I can imagine someone copying out how Felix Arvers died. It was in a hospital. He was dying gently and serenely, and the nun perhaps thought that he was further along in it than he really was. She shouted out some instructions, in a very loud voice, indicating where something or other could be found. She was a rather uneducated nun; she had never seen in writing the word “corridor,” which at that moment she couldn’t avoid using. Thus it happened that she said “collidor,” thinking that this was the proper way to pronounce it. Thereupon Arvers postponed dying. He felt it was necessary to clear up this matter first. He became perfectly lucid and explained to her that it should be “corridor.” He then died. He was a poet and hated the approximate; or perhaps he was concerned only with the truth; or it annoyed him to be taking along as his last impression the thought that the world would continue to go on carelessly.

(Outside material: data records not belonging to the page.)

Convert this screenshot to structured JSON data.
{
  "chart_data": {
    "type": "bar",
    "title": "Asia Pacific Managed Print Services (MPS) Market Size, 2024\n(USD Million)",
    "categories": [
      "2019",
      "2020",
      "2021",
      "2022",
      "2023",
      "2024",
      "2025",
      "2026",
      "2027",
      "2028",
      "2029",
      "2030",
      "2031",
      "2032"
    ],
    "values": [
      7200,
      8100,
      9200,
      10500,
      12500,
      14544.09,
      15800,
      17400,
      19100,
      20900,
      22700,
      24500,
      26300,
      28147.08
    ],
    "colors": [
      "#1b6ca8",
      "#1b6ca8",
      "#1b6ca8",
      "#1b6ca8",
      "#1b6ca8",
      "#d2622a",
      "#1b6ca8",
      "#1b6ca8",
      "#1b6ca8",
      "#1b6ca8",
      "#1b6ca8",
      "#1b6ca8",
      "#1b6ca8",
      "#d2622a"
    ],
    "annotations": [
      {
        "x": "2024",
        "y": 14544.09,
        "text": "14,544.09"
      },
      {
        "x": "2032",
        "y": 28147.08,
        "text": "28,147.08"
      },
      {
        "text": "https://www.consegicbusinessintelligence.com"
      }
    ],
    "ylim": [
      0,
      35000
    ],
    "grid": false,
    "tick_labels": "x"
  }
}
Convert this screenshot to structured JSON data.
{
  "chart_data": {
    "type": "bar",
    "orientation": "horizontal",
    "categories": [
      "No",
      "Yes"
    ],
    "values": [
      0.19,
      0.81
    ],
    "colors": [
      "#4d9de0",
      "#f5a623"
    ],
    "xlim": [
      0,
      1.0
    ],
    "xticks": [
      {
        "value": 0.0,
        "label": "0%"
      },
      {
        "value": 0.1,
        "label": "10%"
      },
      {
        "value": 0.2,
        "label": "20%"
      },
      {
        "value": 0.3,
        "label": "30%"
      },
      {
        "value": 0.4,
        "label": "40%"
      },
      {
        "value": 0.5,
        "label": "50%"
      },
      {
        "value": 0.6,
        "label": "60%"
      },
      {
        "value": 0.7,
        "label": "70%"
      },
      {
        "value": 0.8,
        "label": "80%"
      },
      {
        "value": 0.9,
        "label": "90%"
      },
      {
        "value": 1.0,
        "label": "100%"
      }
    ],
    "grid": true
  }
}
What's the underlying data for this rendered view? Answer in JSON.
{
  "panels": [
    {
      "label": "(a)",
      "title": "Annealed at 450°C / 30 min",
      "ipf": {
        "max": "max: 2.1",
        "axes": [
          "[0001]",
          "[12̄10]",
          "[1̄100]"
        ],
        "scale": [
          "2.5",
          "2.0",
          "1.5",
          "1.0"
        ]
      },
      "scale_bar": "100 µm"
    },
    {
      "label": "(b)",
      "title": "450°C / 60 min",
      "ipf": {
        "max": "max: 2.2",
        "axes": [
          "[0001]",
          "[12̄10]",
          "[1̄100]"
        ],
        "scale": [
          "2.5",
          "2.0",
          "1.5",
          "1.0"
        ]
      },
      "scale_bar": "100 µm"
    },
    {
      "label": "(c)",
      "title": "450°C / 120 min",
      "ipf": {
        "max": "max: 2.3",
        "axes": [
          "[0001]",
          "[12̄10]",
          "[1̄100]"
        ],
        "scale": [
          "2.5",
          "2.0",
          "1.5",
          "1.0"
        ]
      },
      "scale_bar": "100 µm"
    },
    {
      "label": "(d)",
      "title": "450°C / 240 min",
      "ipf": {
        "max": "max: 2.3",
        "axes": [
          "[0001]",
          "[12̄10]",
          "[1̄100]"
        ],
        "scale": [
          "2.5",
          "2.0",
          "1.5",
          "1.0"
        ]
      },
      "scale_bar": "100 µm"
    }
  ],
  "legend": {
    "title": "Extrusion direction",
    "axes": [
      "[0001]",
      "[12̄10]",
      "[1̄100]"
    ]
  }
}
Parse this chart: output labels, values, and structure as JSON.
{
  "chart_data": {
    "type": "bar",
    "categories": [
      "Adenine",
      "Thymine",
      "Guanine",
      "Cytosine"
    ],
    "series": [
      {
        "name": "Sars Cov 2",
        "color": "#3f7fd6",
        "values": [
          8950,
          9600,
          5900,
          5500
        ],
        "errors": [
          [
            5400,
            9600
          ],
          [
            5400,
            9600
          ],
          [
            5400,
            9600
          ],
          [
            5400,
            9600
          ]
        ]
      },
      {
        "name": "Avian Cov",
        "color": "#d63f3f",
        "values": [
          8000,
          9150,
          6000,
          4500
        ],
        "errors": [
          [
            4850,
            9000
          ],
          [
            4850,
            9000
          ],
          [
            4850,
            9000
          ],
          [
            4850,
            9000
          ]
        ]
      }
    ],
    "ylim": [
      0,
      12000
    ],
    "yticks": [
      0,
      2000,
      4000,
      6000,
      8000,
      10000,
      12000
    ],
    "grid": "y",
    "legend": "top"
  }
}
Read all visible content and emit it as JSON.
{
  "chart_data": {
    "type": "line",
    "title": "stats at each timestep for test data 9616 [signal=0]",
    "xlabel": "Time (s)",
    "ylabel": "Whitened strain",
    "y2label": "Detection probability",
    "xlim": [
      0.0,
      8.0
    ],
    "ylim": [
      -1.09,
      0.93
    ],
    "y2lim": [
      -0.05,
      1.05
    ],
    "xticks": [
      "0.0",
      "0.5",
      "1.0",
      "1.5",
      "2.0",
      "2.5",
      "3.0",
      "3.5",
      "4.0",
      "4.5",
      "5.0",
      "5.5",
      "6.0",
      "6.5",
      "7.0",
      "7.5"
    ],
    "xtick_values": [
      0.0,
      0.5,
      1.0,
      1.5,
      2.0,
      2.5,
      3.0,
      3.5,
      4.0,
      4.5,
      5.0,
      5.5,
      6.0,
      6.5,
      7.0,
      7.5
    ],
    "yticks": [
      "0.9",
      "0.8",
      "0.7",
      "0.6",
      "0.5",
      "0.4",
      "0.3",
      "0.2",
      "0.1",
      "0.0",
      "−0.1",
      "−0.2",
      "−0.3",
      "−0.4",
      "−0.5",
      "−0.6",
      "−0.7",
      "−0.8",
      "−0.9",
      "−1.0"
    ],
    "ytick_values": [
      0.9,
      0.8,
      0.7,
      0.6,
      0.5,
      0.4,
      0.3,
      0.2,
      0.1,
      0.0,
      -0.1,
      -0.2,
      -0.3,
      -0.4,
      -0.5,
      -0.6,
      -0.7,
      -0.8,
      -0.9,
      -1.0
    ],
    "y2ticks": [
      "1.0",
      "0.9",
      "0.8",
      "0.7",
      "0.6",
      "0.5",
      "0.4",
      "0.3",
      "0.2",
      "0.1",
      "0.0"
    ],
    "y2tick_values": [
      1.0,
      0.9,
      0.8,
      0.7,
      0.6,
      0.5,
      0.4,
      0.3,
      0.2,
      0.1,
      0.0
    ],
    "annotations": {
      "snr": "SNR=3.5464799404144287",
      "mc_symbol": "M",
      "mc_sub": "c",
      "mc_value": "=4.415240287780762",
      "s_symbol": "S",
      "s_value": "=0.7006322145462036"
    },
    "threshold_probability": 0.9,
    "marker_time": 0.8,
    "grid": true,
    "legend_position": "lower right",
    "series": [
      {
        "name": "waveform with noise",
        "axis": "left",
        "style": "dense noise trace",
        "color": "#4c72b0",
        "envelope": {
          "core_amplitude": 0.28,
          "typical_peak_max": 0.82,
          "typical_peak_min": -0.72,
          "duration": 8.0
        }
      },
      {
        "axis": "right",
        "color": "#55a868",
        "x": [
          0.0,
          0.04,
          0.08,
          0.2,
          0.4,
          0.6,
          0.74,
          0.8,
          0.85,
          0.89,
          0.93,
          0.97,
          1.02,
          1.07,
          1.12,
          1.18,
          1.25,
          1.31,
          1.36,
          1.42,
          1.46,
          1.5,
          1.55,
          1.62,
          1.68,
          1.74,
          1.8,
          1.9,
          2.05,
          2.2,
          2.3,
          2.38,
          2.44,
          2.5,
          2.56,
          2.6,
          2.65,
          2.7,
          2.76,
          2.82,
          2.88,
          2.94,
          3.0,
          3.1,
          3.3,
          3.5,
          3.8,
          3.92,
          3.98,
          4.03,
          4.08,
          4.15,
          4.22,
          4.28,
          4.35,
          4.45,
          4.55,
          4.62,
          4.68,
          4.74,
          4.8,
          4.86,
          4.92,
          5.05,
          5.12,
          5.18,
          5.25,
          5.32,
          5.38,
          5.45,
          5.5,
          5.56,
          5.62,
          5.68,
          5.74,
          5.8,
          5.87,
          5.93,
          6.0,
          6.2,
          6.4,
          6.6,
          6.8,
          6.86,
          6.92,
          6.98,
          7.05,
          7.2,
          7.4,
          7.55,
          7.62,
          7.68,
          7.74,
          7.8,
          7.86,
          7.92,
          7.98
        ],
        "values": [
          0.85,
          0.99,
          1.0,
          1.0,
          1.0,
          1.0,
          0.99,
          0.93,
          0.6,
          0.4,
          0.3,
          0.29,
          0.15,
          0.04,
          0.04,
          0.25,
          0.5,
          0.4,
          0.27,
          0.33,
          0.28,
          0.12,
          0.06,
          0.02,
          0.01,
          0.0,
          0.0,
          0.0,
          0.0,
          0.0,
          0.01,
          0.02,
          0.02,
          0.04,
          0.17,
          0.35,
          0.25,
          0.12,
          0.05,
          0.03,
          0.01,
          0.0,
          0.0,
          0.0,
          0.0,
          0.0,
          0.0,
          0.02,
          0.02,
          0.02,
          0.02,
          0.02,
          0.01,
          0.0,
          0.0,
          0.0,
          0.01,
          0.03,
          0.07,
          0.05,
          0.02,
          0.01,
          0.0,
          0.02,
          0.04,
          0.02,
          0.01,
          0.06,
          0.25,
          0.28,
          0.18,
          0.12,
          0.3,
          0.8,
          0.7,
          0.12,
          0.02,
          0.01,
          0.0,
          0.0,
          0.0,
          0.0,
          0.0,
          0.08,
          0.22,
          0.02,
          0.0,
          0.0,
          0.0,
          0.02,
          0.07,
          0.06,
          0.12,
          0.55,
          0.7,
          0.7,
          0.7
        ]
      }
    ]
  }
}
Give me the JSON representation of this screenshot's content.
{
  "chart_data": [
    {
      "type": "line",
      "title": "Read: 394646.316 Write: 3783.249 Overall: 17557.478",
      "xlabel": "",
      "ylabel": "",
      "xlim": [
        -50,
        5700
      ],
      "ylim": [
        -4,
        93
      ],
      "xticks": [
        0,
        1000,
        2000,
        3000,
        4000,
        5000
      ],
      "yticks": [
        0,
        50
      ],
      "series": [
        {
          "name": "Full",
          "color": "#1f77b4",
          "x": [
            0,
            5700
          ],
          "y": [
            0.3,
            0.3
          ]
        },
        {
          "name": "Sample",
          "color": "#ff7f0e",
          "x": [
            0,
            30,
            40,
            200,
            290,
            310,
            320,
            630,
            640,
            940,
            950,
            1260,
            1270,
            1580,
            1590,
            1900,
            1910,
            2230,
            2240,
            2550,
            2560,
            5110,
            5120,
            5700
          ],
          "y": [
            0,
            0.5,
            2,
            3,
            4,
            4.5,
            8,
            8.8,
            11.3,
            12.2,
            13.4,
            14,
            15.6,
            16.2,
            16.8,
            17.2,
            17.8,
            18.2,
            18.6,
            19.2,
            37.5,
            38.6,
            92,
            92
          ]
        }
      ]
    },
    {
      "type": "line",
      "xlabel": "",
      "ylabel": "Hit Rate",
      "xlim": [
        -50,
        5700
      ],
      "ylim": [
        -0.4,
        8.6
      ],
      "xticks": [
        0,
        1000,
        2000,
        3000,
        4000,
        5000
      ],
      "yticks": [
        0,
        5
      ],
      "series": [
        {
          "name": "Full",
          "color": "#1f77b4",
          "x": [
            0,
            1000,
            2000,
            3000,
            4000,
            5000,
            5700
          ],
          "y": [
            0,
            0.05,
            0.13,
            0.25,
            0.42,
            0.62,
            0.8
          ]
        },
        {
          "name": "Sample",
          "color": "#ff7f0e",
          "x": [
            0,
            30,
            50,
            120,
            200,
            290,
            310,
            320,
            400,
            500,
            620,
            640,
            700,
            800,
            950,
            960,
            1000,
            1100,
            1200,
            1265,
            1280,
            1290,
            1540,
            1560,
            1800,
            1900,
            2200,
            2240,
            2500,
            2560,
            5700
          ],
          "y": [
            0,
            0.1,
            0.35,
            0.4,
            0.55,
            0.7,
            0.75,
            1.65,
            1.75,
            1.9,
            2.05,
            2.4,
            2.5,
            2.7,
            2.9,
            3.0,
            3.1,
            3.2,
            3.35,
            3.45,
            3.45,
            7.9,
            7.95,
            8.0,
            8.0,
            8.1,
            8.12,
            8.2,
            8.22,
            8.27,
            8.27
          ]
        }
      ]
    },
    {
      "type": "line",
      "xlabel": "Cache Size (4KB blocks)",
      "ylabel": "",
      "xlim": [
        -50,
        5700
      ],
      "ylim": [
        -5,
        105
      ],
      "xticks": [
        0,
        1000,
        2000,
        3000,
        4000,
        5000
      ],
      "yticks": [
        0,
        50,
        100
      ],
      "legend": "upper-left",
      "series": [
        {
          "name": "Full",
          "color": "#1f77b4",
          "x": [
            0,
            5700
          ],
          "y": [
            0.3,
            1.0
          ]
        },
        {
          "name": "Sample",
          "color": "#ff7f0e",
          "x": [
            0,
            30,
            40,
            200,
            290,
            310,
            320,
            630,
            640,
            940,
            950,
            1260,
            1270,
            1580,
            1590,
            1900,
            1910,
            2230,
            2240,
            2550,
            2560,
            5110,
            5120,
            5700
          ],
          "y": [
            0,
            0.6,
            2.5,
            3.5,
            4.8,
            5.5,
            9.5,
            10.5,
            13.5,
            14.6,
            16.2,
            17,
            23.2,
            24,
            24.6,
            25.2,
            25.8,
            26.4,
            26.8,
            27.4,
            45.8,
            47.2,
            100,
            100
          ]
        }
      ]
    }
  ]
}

Whatever the reason was can no longer be determined. But let no one think it was pedantry. Otherwise, the same reproach would fall on the saintly Jean de Dieu, who in the midst of his dying jumped up and ran out to the garden, just in time to cut down the man who had hanged himself there, tidings of whom had in some miraculous way penetrated the hidden tension of his agony. He too was concerned only with the truth.

.........

I had already been afraid before. For example, when my dog died. The one who blamed me once and for all. He was very sick. I had been kneeling beside him all day long, when suddenly he looked up and barked, quickly and abruptly, as he used to do when a stranger entered the room. A bark like that was a signal that we had arranged between us for such occasions, and I involuntarily glanced toward the door. But it was already inside him. Alarmed, I turned back and looked into his eyes, and he looked into mine; but not to say goodbye. He looked at me with an expression of harshness and surprise. He reproached me for allowing it to enter. He was convinced that I could have prevented it. It was obvious now that he had always overestimated me. And there was no time left to explain. He continued to look at me out of an infinite surprise and solitude until it was over.

.........

I have always shuddered to hear that a dying person could no longer recognize anyone. I would imagine a solitary face that lifted itself up from the pillow and looked, looked for something familiar, looked for something seen before; but there was nothing there.